Video Player

History of Boston Transportation
1630-1990

Frederick P. Salvucci '61, SM '62
February 12, 2008
Running Time: 0:26:23
About the Lecture

About the Lecture

Fred Salvucci ponders the role of contingency in history, and in the evolution of Boston and its transportation system. He starts from the time the glaciers pulled back from Boston, leaving a soggy near-island and a river for the first white settlers to contend with. “The reason the city is here because of an accident of history,” he says. In the 1600s, “when the English first came, they made a mistake,” Salvucci reports. Thinking that the Charles would run deep and wide for a thousand miles inland, offering vital trade routes, the English hunkered down.

Once they realized their mistake (the Charles is about a foot deep in Watertown, MA, six miles away), the settlers built on the resources at hand, which included enormous stocks of cod and good ship-building lumber. The “poverty of a place forces skills, which in turn makes the place not poor,” says Salvucci. These Protestant settlers also set about, in near record time, establishing schools like Boston Latin and Harvard.

Boston’s rapid expansion and prosperity led to innovations such as filling land, which in turn led to unexpected transportation developments. The first commercial use of rail in the New World, Salvucci tells us, was to haul in granite for the Bunker Hill monument, and to bring dirt from the suburbs for Boston builders. When people realized they could use the new technology to transport farm products, the Boston & Worcester Railroad was born. But the idea of moving people around didn’t emerge until the 1800s, when the concept of living one place and working in another led to streetcars in Boston and elsewhere. Around 1900, Boston led the nation with the first subway (“a little dinky one”) running just two blocks. In two decades, the guts of the city’s subway system emerged, making Salvucci’s own Big Dig project appear modest in comparison (adjusting for inflation).

Salvucci remarks on the numerous cases of “indirect causality” through human history, how things “built in ways that are unanticipated and probably unanticipatable.” In 1865, there were no electric street cars. By 1900, U.S. East Coast cities were covered by them. In 1900, there were 2,000 autos in the U.S., and by 1920, there were so many cars that city rail networks began dying out. Don’t be fooled into thinking you can “predict tomorrow based on yesterday plus a small delta,” warns Salvucci.

    Lecture Details

  • Location: 8-404

Related Videos

About the Speaker

About the Speaker

Frederick P. Salvucci '61, SM '62

Senior Lecturer, Center for Transportation and Logistics, MIT

Frederick Salvucci served as transportation advisor to Boston Mayor Kevin White between 1970 and 1974, and then as Secretary of Transportation of the Commonwealth of Massachusetts under Governor Michael Dukakis between 1975 and 1978, and again from 1983 to 1990. In those roles he shaped much of the transportation planning and policy in urban Boston and Massachusetts over the past 20 years.
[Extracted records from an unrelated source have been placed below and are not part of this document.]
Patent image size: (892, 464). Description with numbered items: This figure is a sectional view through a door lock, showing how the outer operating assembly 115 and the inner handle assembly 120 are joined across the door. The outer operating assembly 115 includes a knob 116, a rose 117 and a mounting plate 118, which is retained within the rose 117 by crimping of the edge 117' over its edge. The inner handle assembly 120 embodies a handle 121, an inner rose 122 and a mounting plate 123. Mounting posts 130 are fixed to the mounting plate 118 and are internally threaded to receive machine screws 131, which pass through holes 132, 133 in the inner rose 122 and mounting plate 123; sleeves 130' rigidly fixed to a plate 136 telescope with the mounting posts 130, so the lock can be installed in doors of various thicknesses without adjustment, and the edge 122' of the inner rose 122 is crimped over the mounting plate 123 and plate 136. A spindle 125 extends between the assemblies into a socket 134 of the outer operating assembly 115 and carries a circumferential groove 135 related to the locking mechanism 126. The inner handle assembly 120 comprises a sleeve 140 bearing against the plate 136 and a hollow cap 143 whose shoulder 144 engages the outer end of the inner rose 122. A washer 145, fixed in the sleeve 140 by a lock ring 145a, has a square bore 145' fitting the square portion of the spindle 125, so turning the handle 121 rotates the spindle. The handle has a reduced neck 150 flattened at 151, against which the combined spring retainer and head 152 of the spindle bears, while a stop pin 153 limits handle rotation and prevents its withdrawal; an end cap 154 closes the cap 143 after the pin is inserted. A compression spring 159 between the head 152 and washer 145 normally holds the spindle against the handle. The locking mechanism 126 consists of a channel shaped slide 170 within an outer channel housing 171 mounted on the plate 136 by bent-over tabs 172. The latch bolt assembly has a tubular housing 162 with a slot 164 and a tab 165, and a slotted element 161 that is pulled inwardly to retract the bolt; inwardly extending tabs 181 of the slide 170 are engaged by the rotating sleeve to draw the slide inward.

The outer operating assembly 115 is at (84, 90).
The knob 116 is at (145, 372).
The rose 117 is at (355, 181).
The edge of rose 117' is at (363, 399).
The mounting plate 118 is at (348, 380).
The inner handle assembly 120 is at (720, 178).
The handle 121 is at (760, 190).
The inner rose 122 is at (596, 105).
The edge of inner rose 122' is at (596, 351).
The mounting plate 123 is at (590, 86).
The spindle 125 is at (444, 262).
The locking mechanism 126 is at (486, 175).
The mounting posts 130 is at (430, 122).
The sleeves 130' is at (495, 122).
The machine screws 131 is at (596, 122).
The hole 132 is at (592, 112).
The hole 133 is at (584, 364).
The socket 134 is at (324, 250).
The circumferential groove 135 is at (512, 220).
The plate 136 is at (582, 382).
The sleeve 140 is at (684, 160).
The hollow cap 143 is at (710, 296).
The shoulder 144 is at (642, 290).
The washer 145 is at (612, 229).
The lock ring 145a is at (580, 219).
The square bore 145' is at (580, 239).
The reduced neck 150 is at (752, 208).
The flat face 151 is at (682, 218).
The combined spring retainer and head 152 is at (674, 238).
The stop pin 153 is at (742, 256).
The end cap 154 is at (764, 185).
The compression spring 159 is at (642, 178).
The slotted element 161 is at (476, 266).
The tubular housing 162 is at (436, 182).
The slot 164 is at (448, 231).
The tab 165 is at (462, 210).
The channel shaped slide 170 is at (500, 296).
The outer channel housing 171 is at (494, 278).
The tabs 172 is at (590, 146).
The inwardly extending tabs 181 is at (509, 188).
More recently, he participated in a restructuring of commuter and rapid transit services in Buenos Aires, Argentina; helped review the transportation planning process in U.S. metropolitan areas; and worked on the development of a new transit system for San Juan, Puerto Rico. At MIT, he concentrates on transportation planning and government policy.

Salvucci received a B.S. and M.S. in Civil Engineering from MIT. He spent a year at the University of Naples as a Fulbright Scholar from 1964 to 1965, studying the use of transportation investment to stimulate economic development in high poverty regions of Southern Italy.